The Census Bureau is working on a substantial redesign of the census, focusing on new technology the Bureau hopes will save nearly $5.2 billion.

A key component of the new technology will be a highly publicized promotional campaign to encourage citizens to complete their census forms online, either from a computer or mobile device.

The Bureau projects that up to 47 percent of the estimated 300 million potential census respondents will use the internet to complete their census forms.

According to Harris's prepared testimony, the Bureau's internet strategy "will likely increase the risk that cyber criminals will use phishing in an attempt to steal personal information."

Harris noted a report from a Bureau contractor, which warned "criminals may pretend to be a census worker caller, or website, to phish for personal information such as social security numbers and bank information."

Harris added that phishing attacks may not be limited to census respondents, stating that criminals could also target "census employees, including approximately 300,000 temporary employees."

According to Harris, the United States Computer Emergency Readiness Team (US-CERT) had identified "phishing campaigns targeting federal government agencies that are intended to install malware on government computer systems."

These malicious computer programs, Harris said, "could act as an entry point for attackers to spread throughout an organization’s entire enterprise, steal sensitive personal information, or disrupt business operations."

Harris said that given the volume of personal information the census will gather and store, "it will be important for the bureau to ensure that only respondents and bureau officials are able to gain access to this information."

Harris also pointed out that the Census Bureau intends to give its nearly 300,000 in-person census takers mobile devices to collect information from people who do not respond to the initial survey on their own.

These hand-held devices, Harris said, have a number of "common vulnerabilities," including weak or non-existent passwords, and software that isn't updated with the latest security patches.
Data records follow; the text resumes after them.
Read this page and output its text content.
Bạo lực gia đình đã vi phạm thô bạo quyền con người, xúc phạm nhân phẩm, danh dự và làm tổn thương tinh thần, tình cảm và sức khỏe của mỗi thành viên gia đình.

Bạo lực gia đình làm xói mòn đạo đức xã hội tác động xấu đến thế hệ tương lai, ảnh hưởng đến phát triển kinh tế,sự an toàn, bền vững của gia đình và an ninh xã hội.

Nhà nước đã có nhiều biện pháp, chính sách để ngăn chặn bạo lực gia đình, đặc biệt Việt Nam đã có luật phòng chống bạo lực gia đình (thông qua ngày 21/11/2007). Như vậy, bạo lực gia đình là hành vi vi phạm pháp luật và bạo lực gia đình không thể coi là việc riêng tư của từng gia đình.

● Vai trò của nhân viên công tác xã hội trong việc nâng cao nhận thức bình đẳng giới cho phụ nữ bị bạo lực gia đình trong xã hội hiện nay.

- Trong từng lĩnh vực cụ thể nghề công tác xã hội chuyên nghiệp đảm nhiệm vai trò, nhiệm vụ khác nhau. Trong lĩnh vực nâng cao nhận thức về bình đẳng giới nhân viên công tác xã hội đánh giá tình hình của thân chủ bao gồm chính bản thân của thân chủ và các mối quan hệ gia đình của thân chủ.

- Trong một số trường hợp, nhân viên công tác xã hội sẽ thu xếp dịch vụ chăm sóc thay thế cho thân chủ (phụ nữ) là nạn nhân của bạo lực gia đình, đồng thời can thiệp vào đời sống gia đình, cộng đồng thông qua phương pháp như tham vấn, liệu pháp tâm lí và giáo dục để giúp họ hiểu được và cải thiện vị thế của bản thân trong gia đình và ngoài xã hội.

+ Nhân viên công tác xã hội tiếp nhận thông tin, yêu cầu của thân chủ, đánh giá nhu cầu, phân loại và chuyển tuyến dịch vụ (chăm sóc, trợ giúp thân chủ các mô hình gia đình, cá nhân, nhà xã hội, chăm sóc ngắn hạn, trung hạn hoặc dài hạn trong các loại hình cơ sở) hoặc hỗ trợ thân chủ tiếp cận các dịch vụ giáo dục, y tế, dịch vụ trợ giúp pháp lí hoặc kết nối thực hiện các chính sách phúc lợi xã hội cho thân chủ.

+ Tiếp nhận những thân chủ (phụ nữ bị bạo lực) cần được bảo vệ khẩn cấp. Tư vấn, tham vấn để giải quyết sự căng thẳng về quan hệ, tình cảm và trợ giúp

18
"Because of their small size and use outside an office setting," Harris added, "mobile devices are easier to misplace or steal, leaving their sensitive information at risk of unauthorized use or theft."

Harris said the government can work with manufacturers to create devices and software that meet government specifications, "limit storage on mobile devices, and ensure that all data on the device are cleared before the device is disposed of."

Harris also noted the Department of Homeland Security (DHS) and the Department of Commerce launched a national public awareness campaign on the need for people to keep their devices updated and secure in order to avoid identity theft.

The Census Bureau also intends to use cloud computing resources whenever possible to limit cost and increase efficiency.

But as Harris noted, such solutions, while they can lessen some security risks, and allow for low-cost data recovery and storage, are not immune to criminals intent on stealing data.

Harris pointed to previous GAO studies, which urged federal agencies to specify that cloud computing contractors must implement an agency's security performance requirements for reliability, privacy and accessibility.

"Without these safeguards," Harris said, "computer systems and networks, as well as the critical operations and key infrastructures they support, may be lost, and information — including sensitive personal information — may be compromised, and the agency’s operations could be disrupted."

Harris also told the committee that the Census Bureau still hasn't made a decision on all the components it will use to conduct the census, including security and monitoring.

Harris noted the bureau also hasn't decided "whether it will develop a mobile application to enable respondents to submit their survey responses on their mobile devices, and is deciding how it plans to use cloud providers."

"As key design decisions are deferred and the time to make such decisions becomes more compressed," Harris said, "it is important that the bureau ensures that information security is adequately considered and assessed when making design decisions about the IT solutions and infrastructure to be used for the 2020 Census."

Census Bureau Director John H. Thompson told the committee he is "very confident in our ability to protect the information we collect and protect our information systems through our current cybersecurity policies and procedures."

"As we have reported to GAO," Thompson said, "our cybersecurity program already takes into consideration the information security challenges they mentioned in a recent draft report."